Lavi membuka matanya. Alih alih pertama kali melihat Kanda, ia melihat Miranda - Maid setianya - menyiapkan teh dengan bau yang harum.

Lavi duduk. Ia menerima koran hangat yang baru disetrika Kanda. Lalu menerima secangkir teh dari Miranda.

Miranda keluar. Kanda membersihkan set teh ketika Lavi selesai menyesap tehnya, mendorong troli keluar kamar. Miranda masuk dengan dibantu beberapa maid lainnya mengangkat gentong air panas. Setelah menuangnya di bak mandi, mereka keluar. Digantikan Kanda yang masuk lalu menyimpan koran tuannya. Ia mengangkat tuannya hingga ke depan kamar mandi dan mulai membersihkannya.

"Jadwal hari ini anda akan menghadiri kelas dansa bersama MsLala. Kelas sejarah bersama MsLulubell. Kelas ekonomi bersama MrsMoore. Kelas hubungan sosial bersama MrTyki. Dan ada pertemuan jam 7 malam dengan MrCamelot dari perusahaan CochoLotCo."

Seperti biasa Kanda membacakan jadwal tuannya sambil memakaikannya baju.
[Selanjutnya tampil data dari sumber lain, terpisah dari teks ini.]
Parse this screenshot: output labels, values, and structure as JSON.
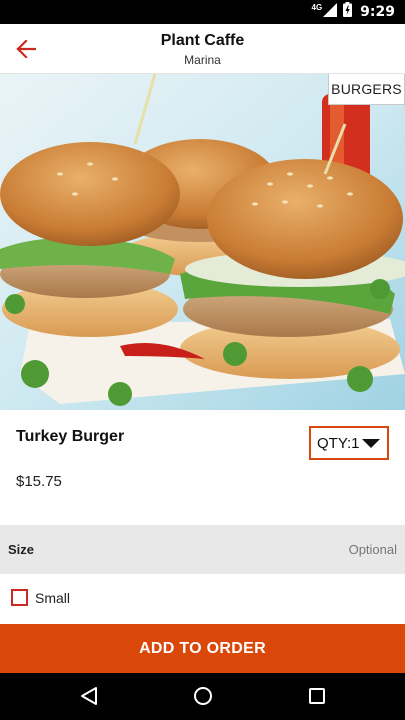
{
  "status_bar": {
    "network_label": "4G",
    "time": "9:29"
  },
  "app_bar": {
    "title": "Plant Caffe",
    "subtitle": "Marina"
  },
  "hero": {
    "category_badge": "BURGERS"
  },
  "product": {
    "name": "Turkey Burger",
    "price": "$15.75",
    "quantity_label": "QTY:1"
  },
  "size_section": {
    "title": "Size",
    "optional_label": "Optional",
    "options": [
      {
        "label": "Small",
        "checked": false
      }
    ]
  },
  "action": {
    "add_label": "ADD TO ORDER"
  },
  "colors": {
    "accent": "#d94709",
    "checkbox_border": "#cc2a20",
    "section_bg": "#e8e8e8"
  }
}
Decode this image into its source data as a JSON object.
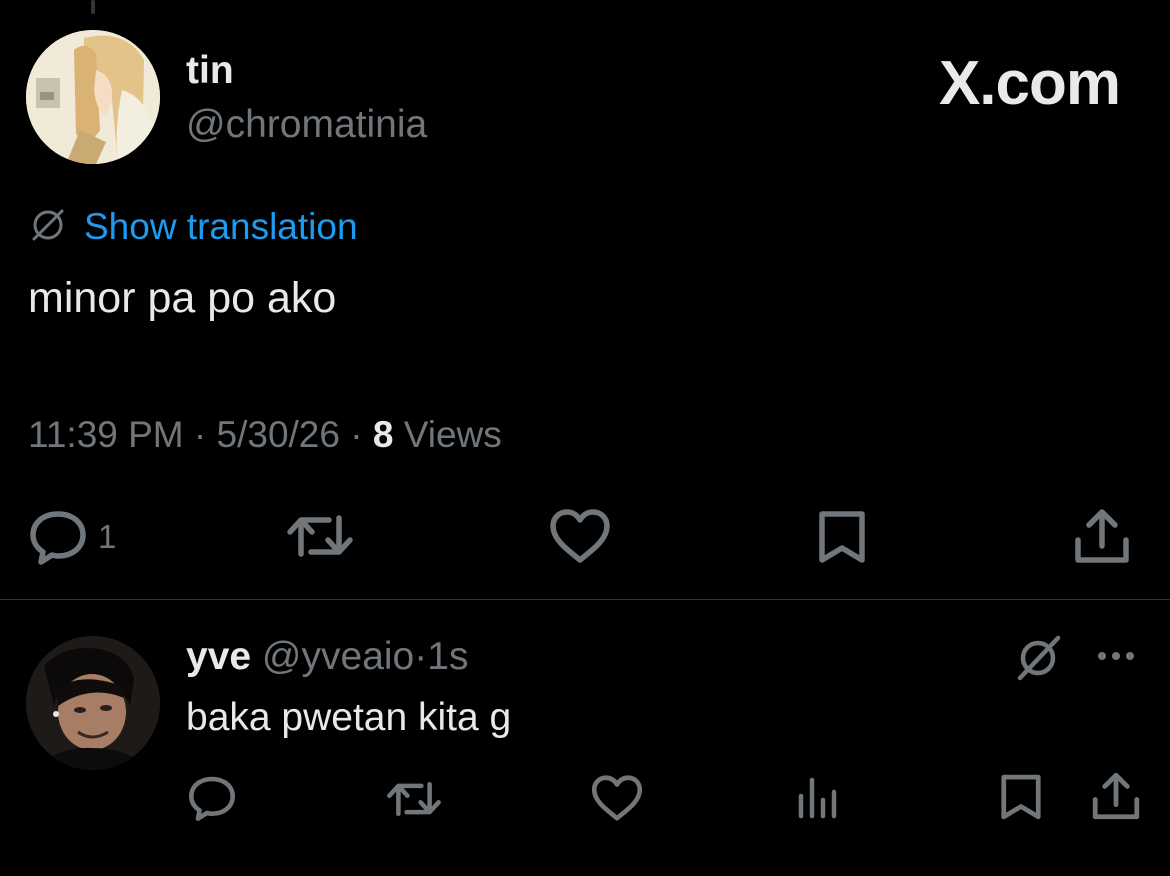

Kemeja putih, celana marun. Rompi marun dan pita marun. Kaos kaki hitam dibawah lutut dan sepatu pantoefell bata. Eyepatch dan tongkat merah.

Bangsawan kaya raya bagi kesan pertama melihatnya. Rambut merahnya yang tersisir rapih kebawah, menutupi salah satu sisi matanya. Ia menderita Heterocromia. Mata yang diperlihatkannya warna emerald, sementara yang ditutup berwarna azure.

Ia dibimbing pelayan dan maid setianya memasuki ruang makan. "Menu hari ini Salmon Filled with Mushroom. Minumannya Milkshake. Dan penutupnya Strawberry Shortcake."

Tidak satupun dari mereka meninggalkan sisi tuan mudanya terlalu lama karena itu memang perintahnya. Lavi tahu itu egois. Namun, ketika ia sendirian dia tidak akan kuat menahan tangis kesepiannya.

Miranda menemani tuannya berlatih dansa, sementara Kanda tengah mengatur pelayan lainnya, maklum dia kepala pelayan.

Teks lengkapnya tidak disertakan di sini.